Banks are spending more. Greenwich Associates’ reported on fixed income trading released yesterday revealed that the nation’s top six government bond dealers are spending nearly $25bn on technology this year.
Bond traders are going to struggle to adapt, according to a panel of e-trading experts at the The Trading Show New York this week. The main drivers of change include regulations, higher capital requirements for banks, illiquidity, technological innovation and increasing institutional investor appetite for data-driven insights.
What does the rise of electronic trading mean for bond traders and their career prospects? Fewer traders on a particular desk saddled with more responsibilities.
“Most of the providers of liquidity are not interested in providing it to all sources, just their preferred customers – sell-side executions try to give preferential pricing to their golden customers, not the whole world,” said Danishevsky.

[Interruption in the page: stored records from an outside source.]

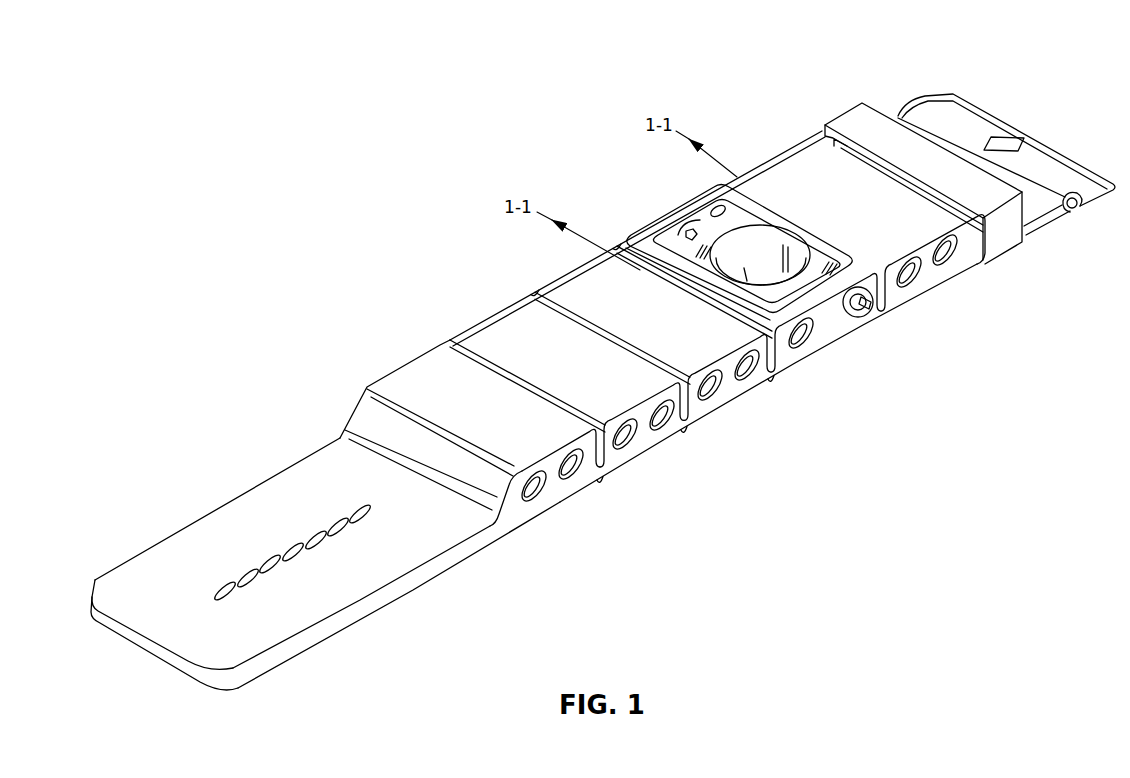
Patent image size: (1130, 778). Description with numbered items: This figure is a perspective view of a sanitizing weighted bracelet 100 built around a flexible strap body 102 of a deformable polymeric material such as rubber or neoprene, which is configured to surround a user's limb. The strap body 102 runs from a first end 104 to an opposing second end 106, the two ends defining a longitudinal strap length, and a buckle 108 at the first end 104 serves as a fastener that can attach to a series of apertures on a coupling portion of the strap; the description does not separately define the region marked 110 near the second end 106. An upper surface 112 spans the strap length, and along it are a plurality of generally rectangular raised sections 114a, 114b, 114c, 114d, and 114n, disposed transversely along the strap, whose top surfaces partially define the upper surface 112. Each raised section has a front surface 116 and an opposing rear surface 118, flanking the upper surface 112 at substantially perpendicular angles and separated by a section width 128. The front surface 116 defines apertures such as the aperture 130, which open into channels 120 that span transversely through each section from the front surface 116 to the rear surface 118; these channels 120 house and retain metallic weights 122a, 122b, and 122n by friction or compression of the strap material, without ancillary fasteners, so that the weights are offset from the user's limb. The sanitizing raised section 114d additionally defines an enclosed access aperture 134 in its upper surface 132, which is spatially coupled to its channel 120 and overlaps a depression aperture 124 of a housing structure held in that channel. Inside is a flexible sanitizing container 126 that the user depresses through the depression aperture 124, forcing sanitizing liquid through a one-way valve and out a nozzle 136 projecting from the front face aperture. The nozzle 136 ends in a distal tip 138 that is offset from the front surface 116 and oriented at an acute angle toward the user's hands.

The sanitizing weighted bracelet 100 is at (290, 288).
The strap body 102 is at (323, 467).
The first end 104 is at (921, 99).
The second end 106 is at (95, 579).
The buckle 108 is at (1024, 140).
The strap portion with adjustment slots 110 is at (230, 535).
The upper surface 112 is at (408, 388).
The generally rectangular raised section 114a is at (537, 443).
The generally rectangular raised section 114b is at (632, 387).
The generally rectangular raised section 114c is at (718, 338).
The sanitizing raised section 114d is at (790, 310).
The generally rectangular raised section 114n is at (920, 227).
The front surface 116 is at (795, 363).
The rear surface 118 is at (660, 210).
The channel 120 is at (571, 459).
The weight 122a is at (538, 498).
The weight 122b is at (574, 472).
The weight 122n is at (950, 248).
The depression aperture 124 is at (738, 247).
The flexible sanitizing container 126 is at (797, 270).
The section width 128 is at (616, 408).
The aperture 130 is at (525, 489).
The upper surface of the sanitizing raised section 132 is at (647, 239).
The access aperture 134 is at (784, 281).
The nozzle 136 is at (867, 303).
The distal tip 138 is at (868, 314).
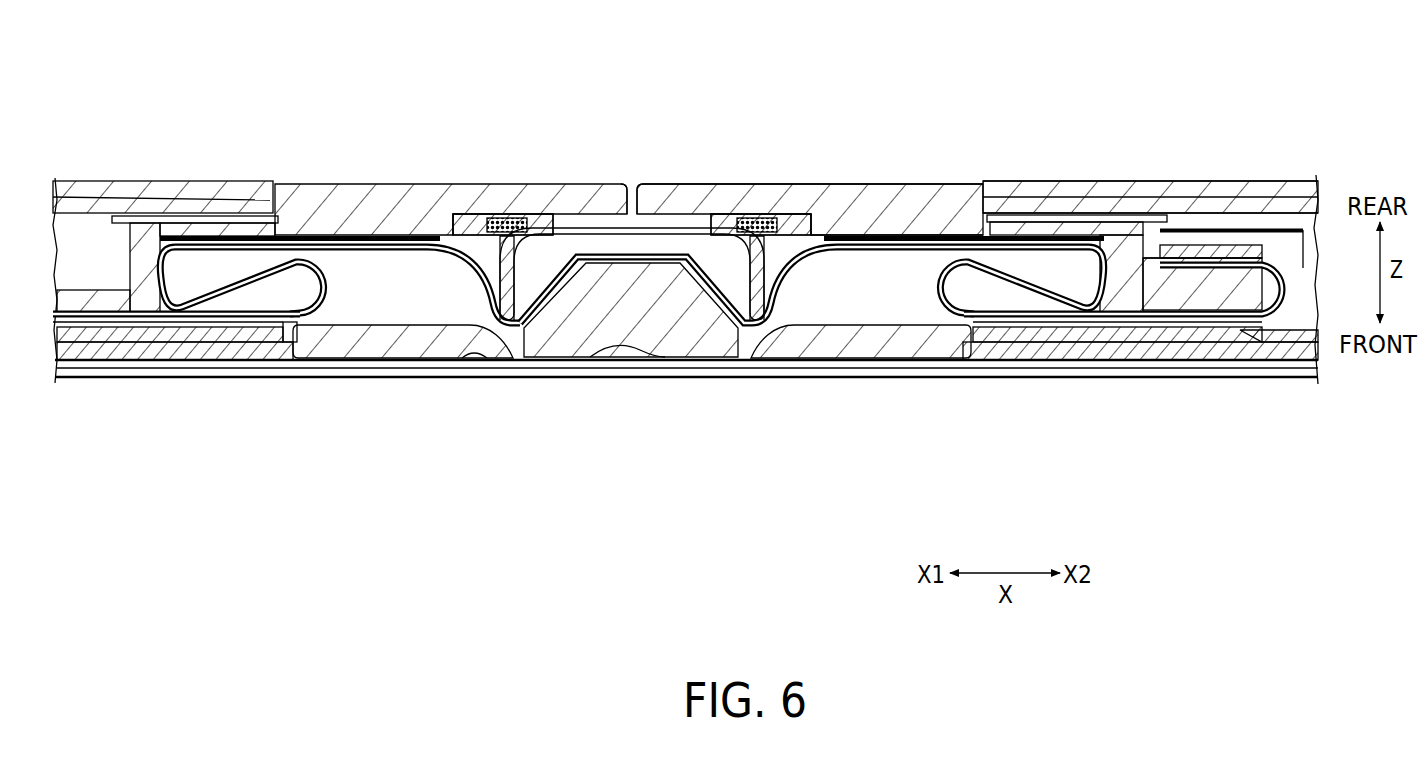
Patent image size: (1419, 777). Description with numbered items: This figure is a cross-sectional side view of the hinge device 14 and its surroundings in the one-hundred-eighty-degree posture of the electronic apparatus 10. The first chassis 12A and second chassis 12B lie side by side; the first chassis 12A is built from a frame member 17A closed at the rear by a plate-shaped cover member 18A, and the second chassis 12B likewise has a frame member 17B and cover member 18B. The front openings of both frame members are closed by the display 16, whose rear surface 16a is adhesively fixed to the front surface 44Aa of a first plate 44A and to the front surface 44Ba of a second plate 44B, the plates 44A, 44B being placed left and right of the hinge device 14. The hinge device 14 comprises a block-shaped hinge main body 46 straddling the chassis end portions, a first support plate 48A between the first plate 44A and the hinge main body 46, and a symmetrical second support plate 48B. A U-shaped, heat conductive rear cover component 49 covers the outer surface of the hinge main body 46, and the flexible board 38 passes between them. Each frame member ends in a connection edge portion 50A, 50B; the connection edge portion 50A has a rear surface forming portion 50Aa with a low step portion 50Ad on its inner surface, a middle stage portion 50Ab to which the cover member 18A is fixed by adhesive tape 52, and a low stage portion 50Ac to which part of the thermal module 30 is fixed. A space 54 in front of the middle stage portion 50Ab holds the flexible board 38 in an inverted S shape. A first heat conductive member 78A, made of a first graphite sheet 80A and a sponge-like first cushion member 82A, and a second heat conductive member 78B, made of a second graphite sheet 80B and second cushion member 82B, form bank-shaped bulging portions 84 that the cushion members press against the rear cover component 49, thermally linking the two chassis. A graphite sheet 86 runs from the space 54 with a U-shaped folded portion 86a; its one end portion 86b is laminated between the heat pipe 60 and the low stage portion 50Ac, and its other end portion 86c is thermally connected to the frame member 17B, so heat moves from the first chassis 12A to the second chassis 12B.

The electronic apparatus 10 is at (84, 48).
The first chassis 12A is at (1122, 158).
The second chassis 12B is at (200, 123).
The hinge device 14 is at (642, 424).
The display 16 is at (411, 386).
The rear surface of the display 16a is at (476, 356).
The frame member 17A is at (793, 128).
The frame member 17B is at (477, 131).
The cover member 18A is at (1246, 178).
The cover member 18B is at (97, 163).
The thermal module 30 is at (1329, 210).
The flexible board 38 is at (1303, 336).
The first plate 44A is at (1186, 378).
The front surface of the first plate 44Aa is at (1118, 358).
The second plate 44B is at (176, 380).
The front surface of the second plate 44Ba is at (245, 358).
The hinge main body 46 is at (598, 334).
The first support plate 48A is at (896, 342).
The second support plate 48B is at (380, 343).
The rear cover component 49 is at (647, 205).
The connection edge portion 50A is at (810, 155).
The rear surface forming portion 50Aa is at (817, 236).
The middle stage portion 50Ab is at (1035, 210).
The low stage portion 50Ac is at (1170, 242).
The low step portion 50Ad is at (780, 242).
The connection edge portion 50B is at (345, 208).
The adhesive tape 52 is at (206, 213).
The space 54 is at (1047, 271).
The heat pipe 60 is at (1233, 250).
The first heat conductive member 78A is at (742, 325).
The second heat conductive member 78B is at (632, 357).
The first graphite sheet 80A is at (917, 205).
The second graphite sheet 80B is at (433, 235).
The first cushion member 82A is at (757, 212).
The second cushion member 82B is at (500, 215).
The bulging portion 84 is at (525, 323).
The graphite sheet 86 is at (707, 251).
The U-shaped folded portion 86a is at (1303, 290).
The one end portion 86b is at (1183, 288).
The other end portion 86c is at (111, 320).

Firms are focusing on data analytics, transaction cost analysis (TCA) and best execution as they try to capitalize on newly available order-book and market data to enhance their operational efficiency and lower costs. But they still need humans working in those functions, even as technology begins to shoulder more of the load.
“Best execution is still between two individuals, one person talking to another person, and I don’t see how some of these [automation] practices trying to be put in place are going to improve the situation,” said Maxime Seguineau, a managing director and the head of algorithmic fixed income trading at Seaport Global Securities. “It’s hard in the credit markets especially to provide best execution not knowing what data is real and what data is not.”
“Electronic trading represents maybe 15-to-20% tops of the $700bn of bonds traded daily, so we’re not looking at a market structure that will mirror equities anytime soon, which is not to say that there won’t be opportunities, but you have to think about liquidity and the infrastructure required to get there.
Humans are still in charge of making requests for quotations (RFQs) or invitations for bids (IFBs).
“A workflow for corporate credit trading is primary RFQ-driven, which is legacy based on habits,” Seguineau said. “Even younger generations of traders follow that process, and firms are going to use an RFQ-based protocol regardless of trade size.
However, there are job opportunities in electronic trading technology infrastructure teams.
“The buy-side firms don’t even have enough expertise to build the systems,” Danishevsky said. “They’re mostly just using a Bloomberg Terminal and a MarketAxess Terminal, because they don’t have the expertise to get together and build something for all-to-all.”
The new electronic platforms enabling all-to-all trading are gradually starting to gain traction, but they are not a panacea for bond-market illiquidity.
“Banks are looking to all areas of technology to make things more efficient and moving forward, and it is becoming a bigger part of the marketplace, so if all-to-all provides some sort of liquidity to the market or another benefit, then it’ll be a success,” said Tom Bumbolow, a former executive director of credit sales at J.P. Morgan, where he worked for 19 years before leaving in March. “My concern is all-to-all only works if the clients are willing to put their balance sheets behind it, and I’m worried about the balance between buyers and sellers getting out of whack.”